TEHRAN, November 14 - A lawyer for accused Mexican drug lord Joaquin “El Chapo” Guzman told a New York jury in opening remarks that his client was a scapegoat for the real leader of Mexico’s Sinaloa Cartel, Ismael “El Mayo” Zambada.
TEHRAN, Young Journalists Club (YJC) -A lawyer for accused Mexican drug lord Joaquin “El Chapo” Guzman told a New York jury in opening remarks that his client was a scapegoat for the real leader of Mexico’s Sinaloa Cartel, Ismael “El Mayo” Zambada.
“He’s blamed for being the leader while the real leaders are living freely and openly in Mexico,” attorney Jeffrey Lichtman said on the first day of Guzman’s trial for drug smuggling in Brooklyn federal court, which is expected to last up to four months. “In truth he controlled nothing. Mayo Zambada did.”
Lichtman also said that Zambada had been left free because he “bribes the entire government of Mexico including up to the very top, the current president of Mexico,” Enrique Pena Nieto.
Pena Nieto’s spokesman said of the accusation: “That is false.”
Lichtman’s statement came after Assistant U.S. Attorney Adam Fels laid out the U.S. government’s case, describing how prosecutors would prove that Guzman rose from a low-level marijuana trafficker in the 1970s to lead the powerful Sinaloa Cartel.
Fels said that Guzman, 61, eventually established relationships with Colombian cartels that allowed him to make billions of dollars moving cocaine. He said jurors would see evidence of seized cocaine shipments adding up to “more than a line of cocaine for every single person in the United States.”
Fels told jurors that Guzman left a trail of violence, turning parts of Mexico into war zones as he fought rivals to expand his reach.

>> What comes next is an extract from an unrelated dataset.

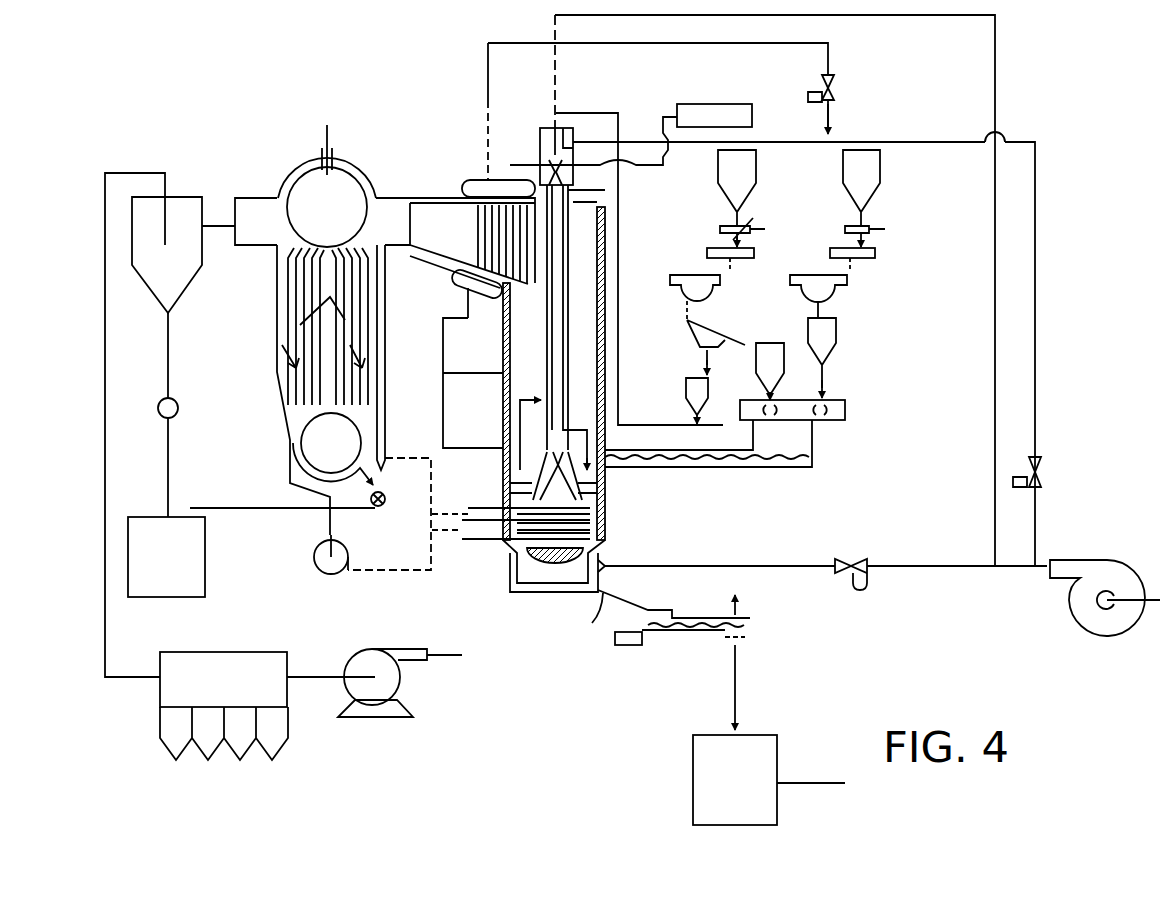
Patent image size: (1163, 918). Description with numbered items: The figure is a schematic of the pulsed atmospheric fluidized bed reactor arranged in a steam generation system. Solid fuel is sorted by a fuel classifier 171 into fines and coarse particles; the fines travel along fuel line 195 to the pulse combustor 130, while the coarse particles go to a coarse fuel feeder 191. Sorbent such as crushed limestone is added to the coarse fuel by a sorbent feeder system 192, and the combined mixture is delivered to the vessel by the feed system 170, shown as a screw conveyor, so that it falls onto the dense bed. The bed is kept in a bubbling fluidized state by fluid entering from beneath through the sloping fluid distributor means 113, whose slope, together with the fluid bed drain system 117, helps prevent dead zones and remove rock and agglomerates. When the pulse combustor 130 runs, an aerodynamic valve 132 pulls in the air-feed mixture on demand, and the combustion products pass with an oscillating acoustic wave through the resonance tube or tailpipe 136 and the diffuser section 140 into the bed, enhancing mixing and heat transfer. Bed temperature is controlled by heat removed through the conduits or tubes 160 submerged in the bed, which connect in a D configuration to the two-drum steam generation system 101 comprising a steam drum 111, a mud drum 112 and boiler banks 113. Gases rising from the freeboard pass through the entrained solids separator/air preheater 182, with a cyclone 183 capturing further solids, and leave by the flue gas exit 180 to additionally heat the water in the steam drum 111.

He said jurors would hear of how Guzman personally shot two members of a rival cartel and ordered them thrown into holes and burned.

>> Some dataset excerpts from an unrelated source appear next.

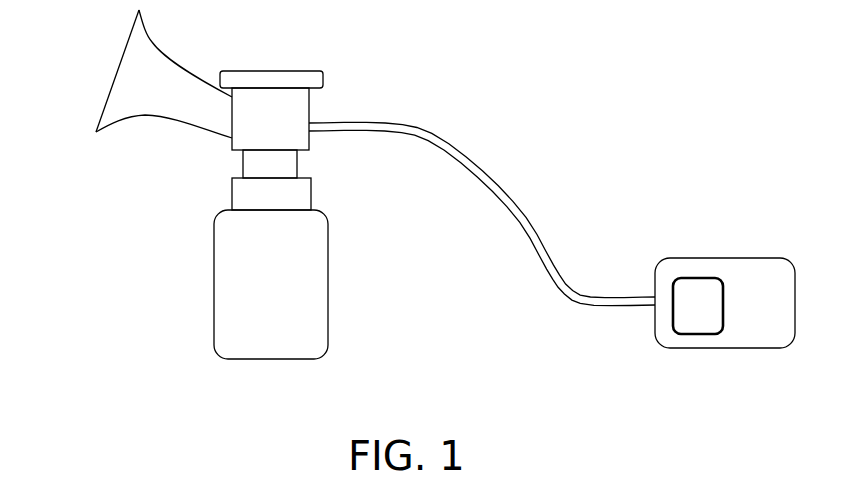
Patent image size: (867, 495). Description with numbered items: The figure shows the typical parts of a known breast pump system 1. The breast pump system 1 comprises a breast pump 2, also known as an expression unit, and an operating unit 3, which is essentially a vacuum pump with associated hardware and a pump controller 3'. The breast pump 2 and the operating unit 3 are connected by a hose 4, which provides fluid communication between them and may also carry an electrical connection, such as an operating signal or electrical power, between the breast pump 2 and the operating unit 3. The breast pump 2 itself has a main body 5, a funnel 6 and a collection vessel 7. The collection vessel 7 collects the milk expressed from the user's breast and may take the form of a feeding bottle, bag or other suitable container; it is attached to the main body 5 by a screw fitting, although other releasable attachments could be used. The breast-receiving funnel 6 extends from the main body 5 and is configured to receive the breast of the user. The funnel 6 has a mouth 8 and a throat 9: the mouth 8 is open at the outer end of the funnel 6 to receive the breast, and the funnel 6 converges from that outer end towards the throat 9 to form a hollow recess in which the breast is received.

The breast pump system 1 is at (565, 108).
The breast pump 2 is at (368, 248).
The operating unit 3 is at (725, 272).
The pump controller 3' is at (648, 322).
The hose 4 is at (430, 131).
The main body 5 is at (310, 150).
The funnel 6 is at (116, 76).
The collection vessel 7 is at (214, 272).
The mouth 8 is at (116, 96).
The throat 9 is at (187, 86).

Guzman faces 17 criminal counts and a possible life sentence if he is convicted.
The prosecutors’ witnesses are expected to include former Guzman associates who are now cooperating with the U.S. government in exchange for more favorable treatment, likely including Zambada’s brother Jesus “El Rey” Zambada and son Vicente Zambada.
Lichtman spent much of his opening statement attacking their credibility.

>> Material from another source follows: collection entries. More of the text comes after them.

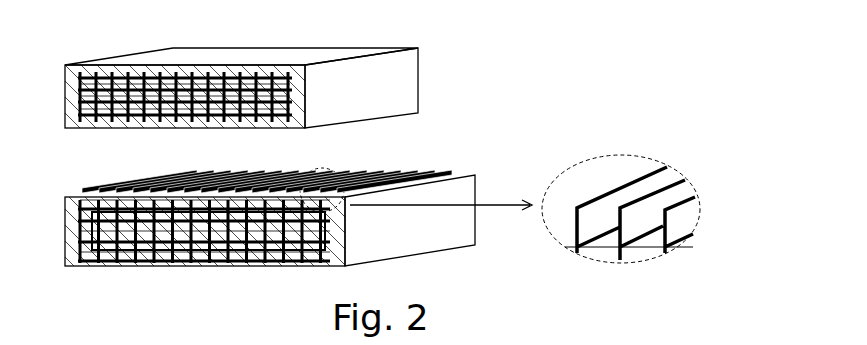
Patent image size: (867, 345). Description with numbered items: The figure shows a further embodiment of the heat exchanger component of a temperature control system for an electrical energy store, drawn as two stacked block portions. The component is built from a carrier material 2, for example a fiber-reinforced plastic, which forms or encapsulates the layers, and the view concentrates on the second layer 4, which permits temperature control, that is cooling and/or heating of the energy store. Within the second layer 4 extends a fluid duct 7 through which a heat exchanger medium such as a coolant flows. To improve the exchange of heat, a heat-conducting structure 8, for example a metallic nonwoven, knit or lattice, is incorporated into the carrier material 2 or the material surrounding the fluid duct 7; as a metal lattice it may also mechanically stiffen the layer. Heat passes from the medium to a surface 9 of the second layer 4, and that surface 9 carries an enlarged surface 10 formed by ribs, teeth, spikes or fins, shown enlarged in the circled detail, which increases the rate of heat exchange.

The carrier material 2 is at (403, 69).
The second layer 4 is at (133, 41).
The fluid duct 7 is at (265, 87).
The heat-conducting structure 8 is at (309, 57).
The surface 9 is at (455, 168).
The enlarged surface 10 is at (377, 172).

“Why is the government going so far in this case using these gutter human beings as the evidence?” he asked. “It’s because the conviction of Chapo Guzman is the biggest prize this prosecution could ever dream of.”
Lichtman urged jurors to “keep an open mind” and consider that both Mexican and U.S. law enforcement could be corrupt.
“They work together when it suits them, Mayo (Zambada) and the United States government,” he said.